Ronda citizens and board members alike fired off criticisms at Mayor Victor Varela, but the mayor says he has no intention of resigning.
At the Board of Commissioners meeting Feb. 12, questions over the legitimacy of the town’s charter quickly spread to the legitimacy of the mayor. Despite criticism by some there, the mayor reminded them that he won re-election last time with 70 percent of the vote.
The charter is a hand-written document and has been made available to the public for examination, according to Varela. Due to the age of Ronda’s charter, many of the laws that first gave the town its authority have been updated or changed, he said.
Ronda’s town attorney spoke briefly on the subject, saying that in the 1920 town charter voters had the option of four options of government to choose from, but no vote was ever conducted.
Mayor Varela interjected that a 1971 North Carolina law had made available three forms of government, superseding the earlier law of four from 1917. “Under the 1971 law, this is the way I understood it now: there are really only three forms of government, which are termed the ‘mayor/council’ form of government, the ‘manager/council’ form of government, and then there’s an adaptation of the ‘mayor/council’ form of government which is a ‘mayor/administrator’ form of government, where you have a full-time administrator, which is like what we are now.”
Commissioner Sam Foster replied, “Even out of those seven, four at the beginning or the three latter, we still fit none of those categories.”
Foster said that regardless of whether the charter partially applied to the town or not, Ronda needed to write a new charter to prevent this debate from ever occurring again.
Neither Foster nor the town attorney said they were sure of the true standing of the town, and calls have been placed to N.C. District 94 Sen. Shirley Randleman for clarification and guidance by both sides of the debate.
The mood soured as several members of the audience and Foster each took turns expressing their displeasure with Mayor Varela’s governing. Many referred to the failed petition to remove the mayor in 2012, signed by around 80 residents, as a possibility even now.
The charter discrepancy arose when the petition was introduced and displeasure in Varela’s leadership grew. Under North Carolina law, towns don’t have the ability to recall a mayor.
“The state of North Carolina does not allow for the recall of elected officials unless it is specifically stated by an individual town,” said Frayda Bluestein, a spokesman for the UNC School of Government was quoted in the Wilkes Journal-Patriot. While investigating a way to remove Varela in the charter, the bigger question of town status was raised.
At one point in the meeting, Mayor Varela stopped the proceedings and confirm his intentions to continue his tenure as mayor, in addition to several calls to order throughout the proceedings.

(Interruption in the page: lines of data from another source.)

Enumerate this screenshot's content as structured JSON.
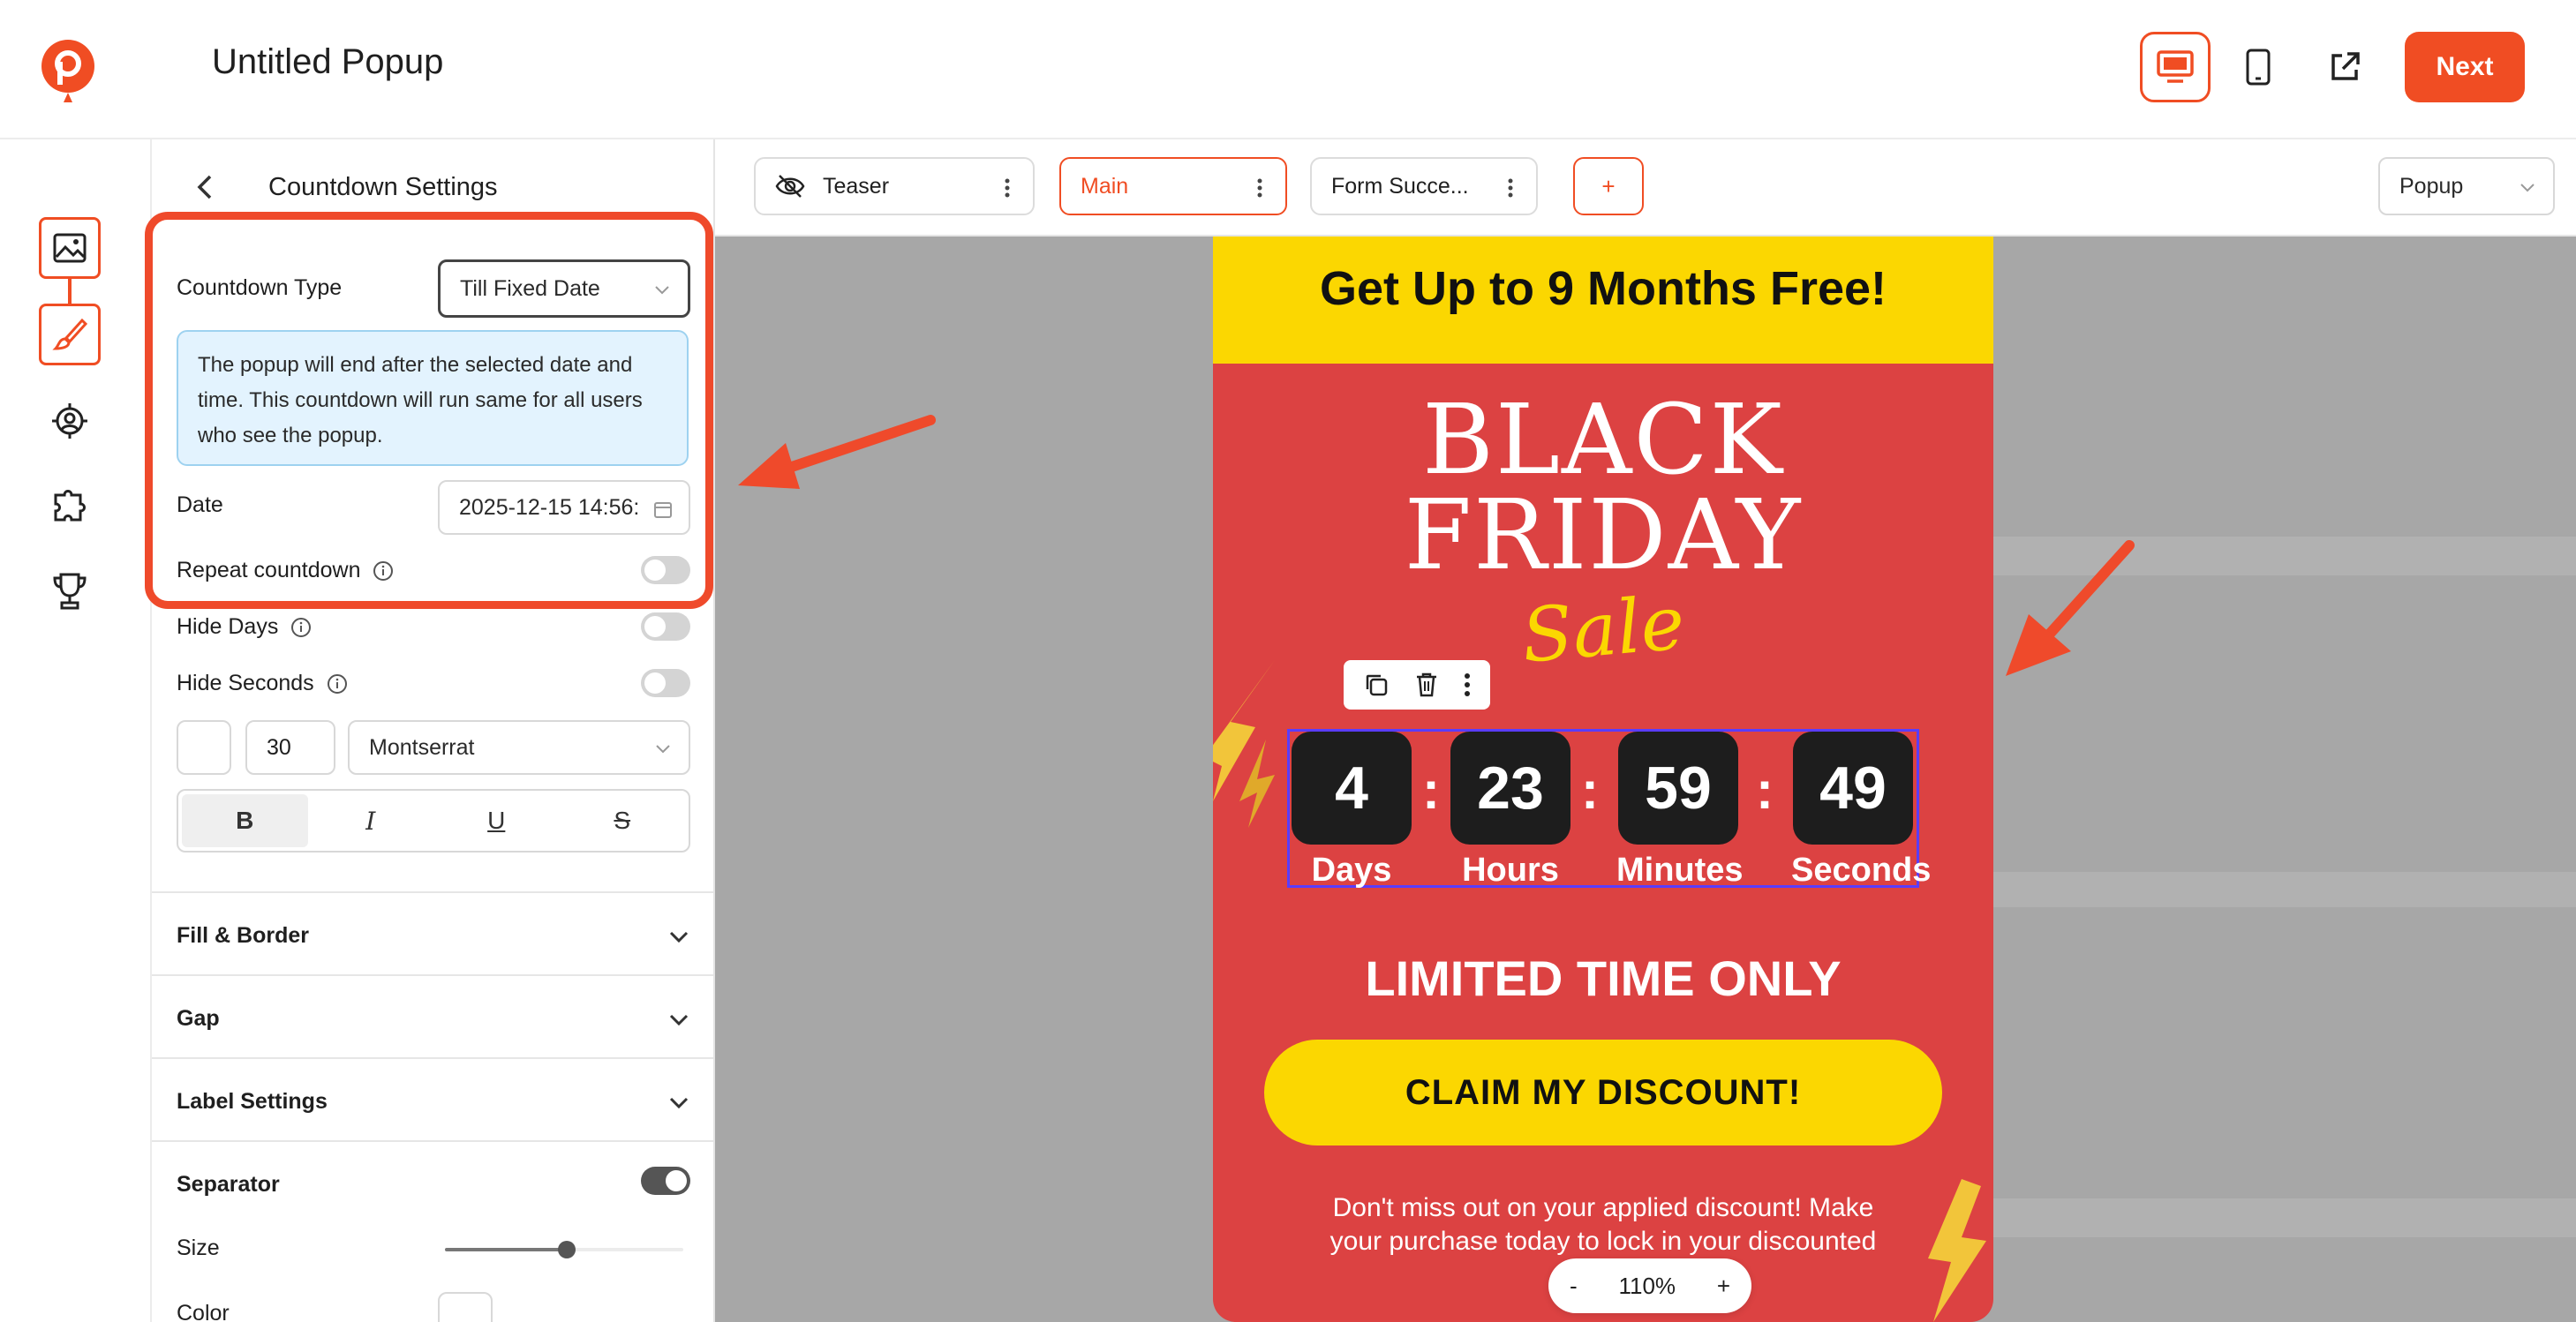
{
  "app": {
    "title": "Untitled Popup",
    "next_label": "Next",
    "accent": "#f04d23"
  },
  "top_icons": [
    "desktop-icon",
    "mobile-icon",
    "external-link-icon"
  ],
  "rail": [
    "image-icon",
    "brush-icon",
    "target-icon",
    "puzzle-icon",
    "trophy-icon"
  ],
  "panel": {
    "title": "Countdown Settings",
    "countdown_type_label": "Countdown Type",
    "countdown_type_value": "Till Fixed Date",
    "note": "The popup will end after the selected date and time. This countdown will run same for all users who see the popup.",
    "date_label": "Date",
    "date_value": "2025-12-15 14:56:",
    "repeat_label": "Repeat countdown",
    "hide_days_label": "Hide Days",
    "hide_seconds_label": "Hide Seconds",
    "font_size": "30",
    "font_family": "Montserrat",
    "format": {
      "bold": "B",
      "italic": "I",
      "underline": "U",
      "strike": "S"
    },
    "sections": {
      "fill_border": "Fill & Border",
      "gap": "Gap",
      "label_settings": "Label Settings",
      "separator": "Separator"
    },
    "size_label": "Size",
    "color_label": "Color",
    "toggles": {
      "repeat": false,
      "hide_days": false,
      "hide_seconds": false,
      "separator": true
    },
    "separator_size_fraction": 0.56
  },
  "tabs": {
    "teaser": "Teaser",
    "main": "Main",
    "form_success": "Form Succe...",
    "add": "+",
    "popup_type": "Popup"
  },
  "popup": {
    "headline": "Get Up to 9 Months Free!",
    "black": "BLACK",
    "friday": "FRIDAY",
    "sale": "Sale",
    "countdown": [
      {
        "value": "4",
        "label": "Days"
      },
      {
        "value": "23",
        "label": "Hours"
      },
      {
        "value": "59",
        "label": "Minutes"
      },
      {
        "value": "49",
        "label": "Seconds"
      }
    ],
    "separator": ":",
    "limited": "LIMITED TIME ONLY",
    "cta": "CLAIM MY DISCOUNT!",
    "fine_print": "Don't miss out on your applied discount! Make your purchase today to lock in your discounted offer be",
    "colors": {
      "background": "#dc4242",
      "banner": "#fbd701",
      "digit_box": "#1d1d1d"
    }
  },
  "zoom": {
    "minus": "-",
    "value": "110%",
    "plus": "+"
  }
}
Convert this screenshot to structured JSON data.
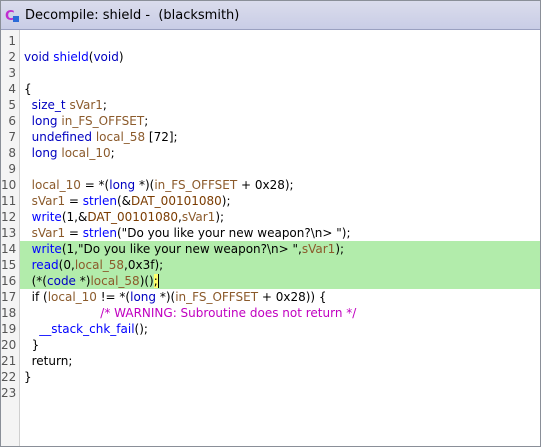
{
  "window": {
    "title": "Decompile: shield -  (blacksmith)",
    "icon": "decompiler-icon",
    "colors": {
      "highlight": "#b2ecab",
      "type": "#0000c0",
      "function": "#0000ff",
      "variable": "#8b5a2b",
      "comment": "#c000c0"
    }
  },
  "code": {
    "lines": [
      {
        "n": "1",
        "hl": false,
        "tokens": []
      },
      {
        "n": "2",
        "hl": false,
        "tokens": [
          {
            "t": "void ",
            "c": "type"
          },
          {
            "t": "shield",
            "c": "func"
          },
          {
            "t": "(",
            "c": "plain"
          },
          {
            "t": "void",
            "c": "type"
          },
          {
            "t": ")",
            "c": "plain"
          }
        ]
      },
      {
        "n": "3",
        "hl": false,
        "tokens": []
      },
      {
        "n": "4",
        "hl": false,
        "tokens": [
          {
            "t": "{",
            "c": "plain"
          }
        ]
      },
      {
        "n": "5",
        "hl": false,
        "tokens": [
          {
            "t": "  ",
            "c": "plain"
          },
          {
            "t": "size_t",
            "c": "type"
          },
          {
            "t": " ",
            "c": "plain"
          },
          {
            "t": "sVar1",
            "c": "var"
          },
          {
            "t": ";",
            "c": "plain"
          }
        ]
      },
      {
        "n": "6",
        "hl": false,
        "tokens": [
          {
            "t": "  ",
            "c": "plain"
          },
          {
            "t": "long",
            "c": "type"
          },
          {
            "t": " ",
            "c": "plain"
          },
          {
            "t": "in_FS_OFFSET",
            "c": "var"
          },
          {
            "t": ";",
            "c": "plain"
          }
        ]
      },
      {
        "n": "7",
        "hl": false,
        "tokens": [
          {
            "t": "  ",
            "c": "plain"
          },
          {
            "t": "undefined",
            "c": "type"
          },
          {
            "t": " ",
            "c": "plain"
          },
          {
            "t": "local_58",
            "c": "var"
          },
          {
            "t": " [72];",
            "c": "plain"
          }
        ]
      },
      {
        "n": "8",
        "hl": false,
        "tokens": [
          {
            "t": "  ",
            "c": "plain"
          },
          {
            "t": "long",
            "c": "type"
          },
          {
            "t": " ",
            "c": "plain"
          },
          {
            "t": "local_10",
            "c": "var"
          },
          {
            "t": ";",
            "c": "plain"
          }
        ]
      },
      {
        "n": "9",
        "hl": false,
        "tokens": []
      },
      {
        "n": "10",
        "hl": false,
        "tokens": [
          {
            "t": "  ",
            "c": "plain"
          },
          {
            "t": "local_10",
            "c": "var"
          },
          {
            "t": " = *(",
            "c": "plain"
          },
          {
            "t": "long",
            "c": "type"
          },
          {
            "t": " *)(",
            "c": "plain"
          },
          {
            "t": "in_FS_OFFSET",
            "c": "var"
          },
          {
            "t": " + 0x28);",
            "c": "plain"
          }
        ]
      },
      {
        "n": "11",
        "hl": false,
        "tokens": [
          {
            "t": "  ",
            "c": "plain"
          },
          {
            "t": "sVar1",
            "c": "var"
          },
          {
            "t": " = ",
            "c": "plain"
          },
          {
            "t": "strlen",
            "c": "func"
          },
          {
            "t": "(&",
            "c": "plain"
          },
          {
            "t": "DAT_00101080",
            "c": "glob"
          },
          {
            "t": ");",
            "c": "plain"
          }
        ]
      },
      {
        "n": "12",
        "hl": false,
        "tokens": [
          {
            "t": "  ",
            "c": "plain"
          },
          {
            "t": "write",
            "c": "func"
          },
          {
            "t": "(1,&",
            "c": "plain"
          },
          {
            "t": "DAT_00101080",
            "c": "glob"
          },
          {
            "t": ",",
            "c": "plain"
          },
          {
            "t": "sVar1",
            "c": "var"
          },
          {
            "t": ");",
            "c": "plain"
          }
        ]
      },
      {
        "n": "13",
        "hl": false,
        "tokens": [
          {
            "t": "  ",
            "c": "plain"
          },
          {
            "t": "sVar1",
            "c": "var"
          },
          {
            "t": " = ",
            "c": "plain"
          },
          {
            "t": "strlen",
            "c": "func"
          },
          {
            "t": "(\"Do you like your new weapon?\\n> \");",
            "c": "plain"
          }
        ]
      },
      {
        "n": "14",
        "hl": true,
        "tokens": [
          {
            "t": "  ",
            "c": "plain"
          },
          {
            "t": "write",
            "c": "func"
          },
          {
            "t": "(1,\"Do you like your new weapon?\\n> \",",
            "c": "plain"
          },
          {
            "t": "sVar1",
            "c": "var"
          },
          {
            "t": ");",
            "c": "plain"
          }
        ]
      },
      {
        "n": "15",
        "hl": true,
        "tokens": [
          {
            "t": "  ",
            "c": "plain"
          },
          {
            "t": "read",
            "c": "func"
          },
          {
            "t": "(0,",
            "c": "plain"
          },
          {
            "t": "local_58",
            "c": "var"
          },
          {
            "t": ",0x3f);",
            "c": "plain"
          }
        ]
      },
      {
        "n": "16",
        "hl": true,
        "tokens": [
          {
            "t": "  (*(",
            "c": "plain"
          },
          {
            "t": "code",
            "c": "type"
          },
          {
            "t": " *)",
            "c": "plain"
          },
          {
            "t": "local_58",
            "c": "var"
          },
          {
            "t": ")()",
            "c": "plain"
          },
          {
            "t": ";",
            "c": "cursor"
          }
        ]
      },
      {
        "n": "17",
        "hl": false,
        "tokens": [
          {
            "t": "  if (",
            "c": "plain"
          },
          {
            "t": "local_10",
            "c": "var"
          },
          {
            "t": " != *(",
            "c": "plain"
          },
          {
            "t": "long",
            "c": "type"
          },
          {
            "t": " *)(",
            "c": "plain"
          },
          {
            "t": "in_FS_OFFSET",
            "c": "var"
          },
          {
            "t": " + 0x28)) {",
            "c": "plain"
          }
        ]
      },
      {
        "n": "18",
        "hl": false,
        "tokens": [
          {
            "t": "                    ",
            "c": "plain"
          },
          {
            "t": "/* WARNING: Subroutine does not return */",
            "c": "comment"
          }
        ]
      },
      {
        "n": "19",
        "hl": false,
        "tokens": [
          {
            "t": "    ",
            "c": "plain"
          },
          {
            "t": "__stack_chk_fail",
            "c": "func"
          },
          {
            "t": "();",
            "c": "plain"
          }
        ]
      },
      {
        "n": "20",
        "hl": false,
        "tokens": [
          {
            "t": "  }",
            "c": "plain"
          }
        ]
      },
      {
        "n": "21",
        "hl": false,
        "tokens": [
          {
            "t": "  return;",
            "c": "plain"
          }
        ]
      },
      {
        "n": "22",
        "hl": false,
        "tokens": [
          {
            "t": "}",
            "c": "plain"
          }
        ]
      },
      {
        "n": "23",
        "hl": false,
        "tokens": []
      }
    ]
  }
}
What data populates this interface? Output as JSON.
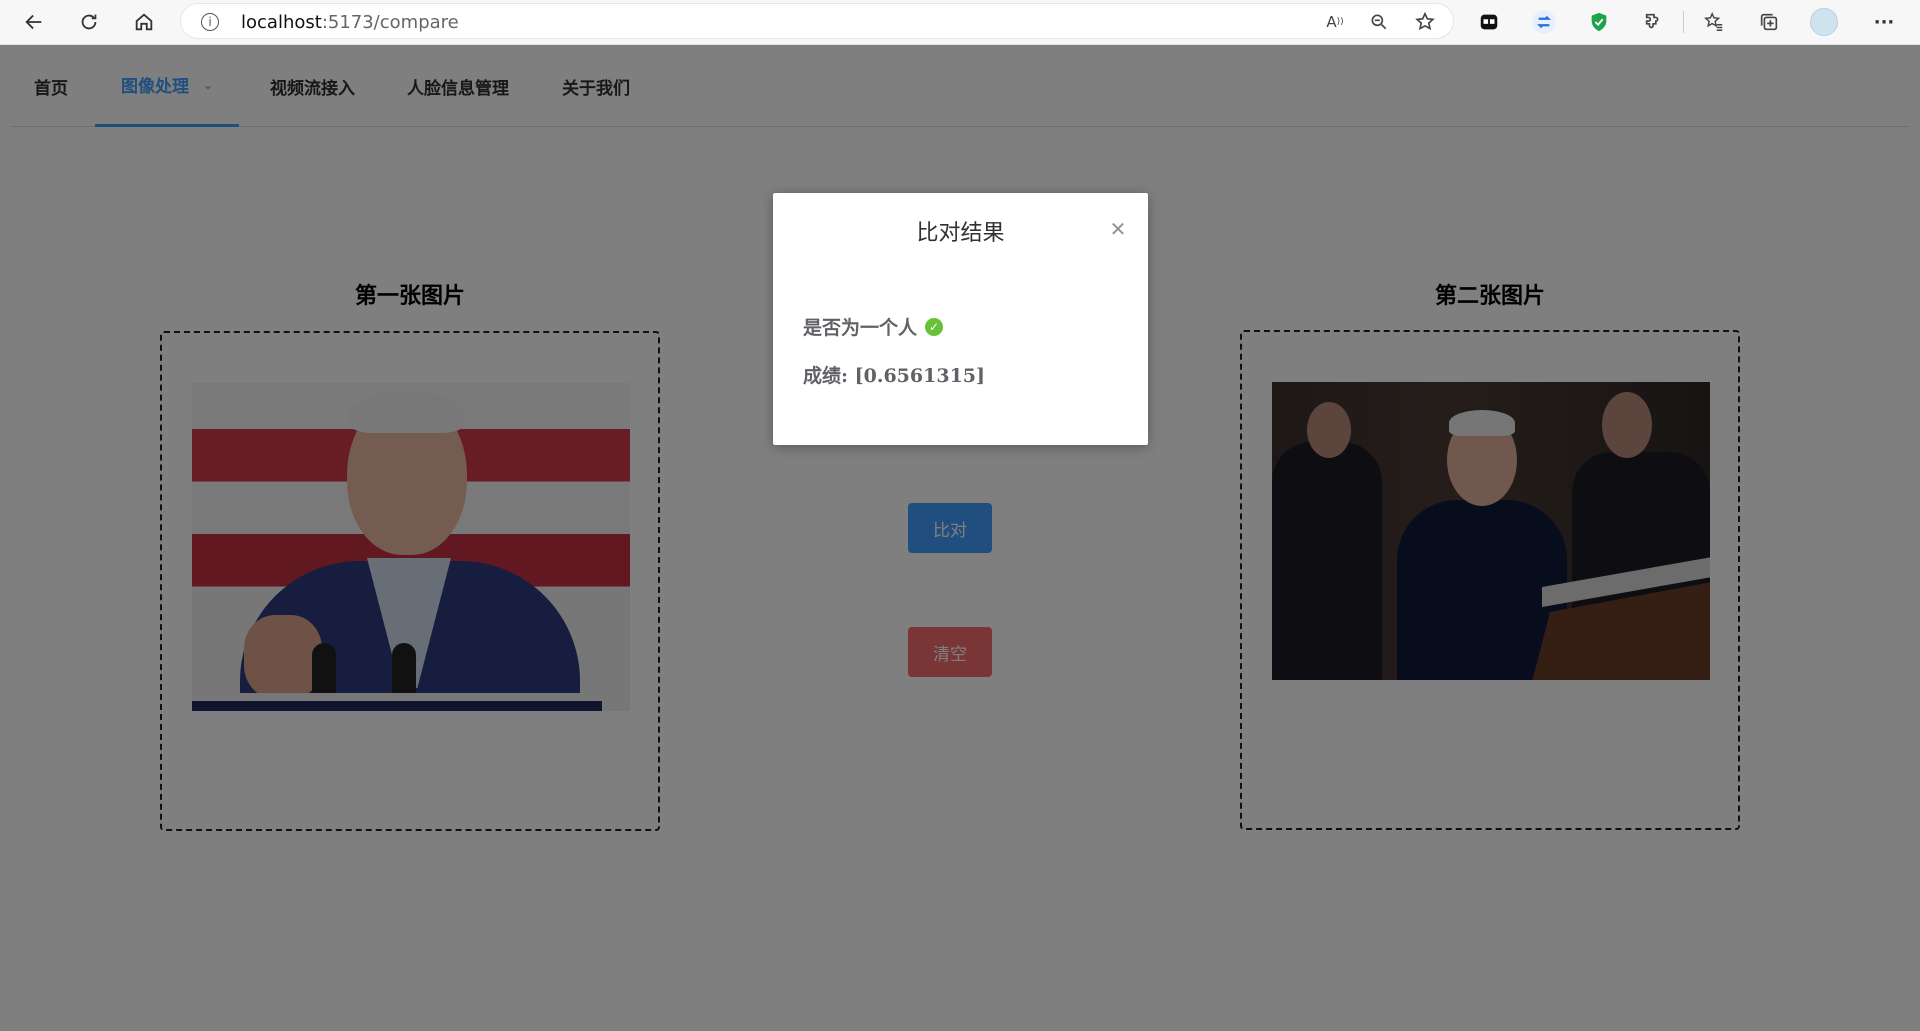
{
  "browser": {
    "url_host": "localhost",
    "url_path": ":5173/compare"
  },
  "menu": {
    "items": [
      {
        "label": "首页"
      },
      {
        "label": "图像处理"
      },
      {
        "label": "视频流接入"
      },
      {
        "label": "人脸信息管理"
      },
      {
        "label": "关于我们"
      }
    ],
    "active_index": 1
  },
  "compare": {
    "first_title": "第一张图片",
    "second_title": "第二张图片",
    "compare_label": "比对",
    "clear_label": "清空"
  },
  "dialog": {
    "title": "比对结果",
    "same_person_label": "是否为一个人",
    "score_label": "成绩:",
    "score_value": "[0.6561315]"
  },
  "colors": {
    "primary": "#409eff",
    "danger": "#f56c6c",
    "success": "#67c23a"
  }
}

“Mr. Foster, I’m just going to clarify this once and for all. I received 63 percent of the vote the first time I ran. I got 70 percent the second time I ran. I think this board has done a tremendous job in the last few years accomplishing projects, big projects, that the town has faced and a lot of problems. And I have no intention of resigning. I intend to fill out my term, and if I decide to run again three years from now, I will do so, and the people from the town of Ronda can decide then whether they will like me to continue as mayor for another four years.”
Several audience members spoke out against various comments the mayor made, while even more spoke in low grumbles.
Kevin Reece, the founder of the Derie Cheek Reece (DCR) Foundation, was one of these residents. He requested to address the council during the public comments portion of the meeting, but was asked by Varela to hold his remarks until the charter was brought up and speak then.
Reece said his right to be heard by the board was infringed on by his not being able to speak uninterrupted at the open-forum portion of the evening. He also called for partisan elections, and the ability to remove the mayor be given back to the public, or to overturn the government and start anew.
In other business, the town is looking to upgrade its security. Increased surveillance equipment, such as better cameras around town hall, and a request for increased patrols by the Wilkes County Sheriff’s Department and the Highway Patrol are being considered to prevent the vandalism of town property and to combat the drug trade occurring inside town limits.
Speed bumps may also be making a comeback. Several town residents, led by resident Jeff Hoots, called for speed bumps to control the speeding problem on Factory Road. He provided photos showing the damage of a car that ran several feet off the road into a yard due to speeding, barely missing a pole. Many examples were raised, including danger to school buses where vehicles run over the hill and come upon a stopped bus in excess of 50 mph in a 25 mph zone.
Mayor Varela said that a company currently looking at the railroad crossing in town could also take a look at the streets in question and provide an estimate.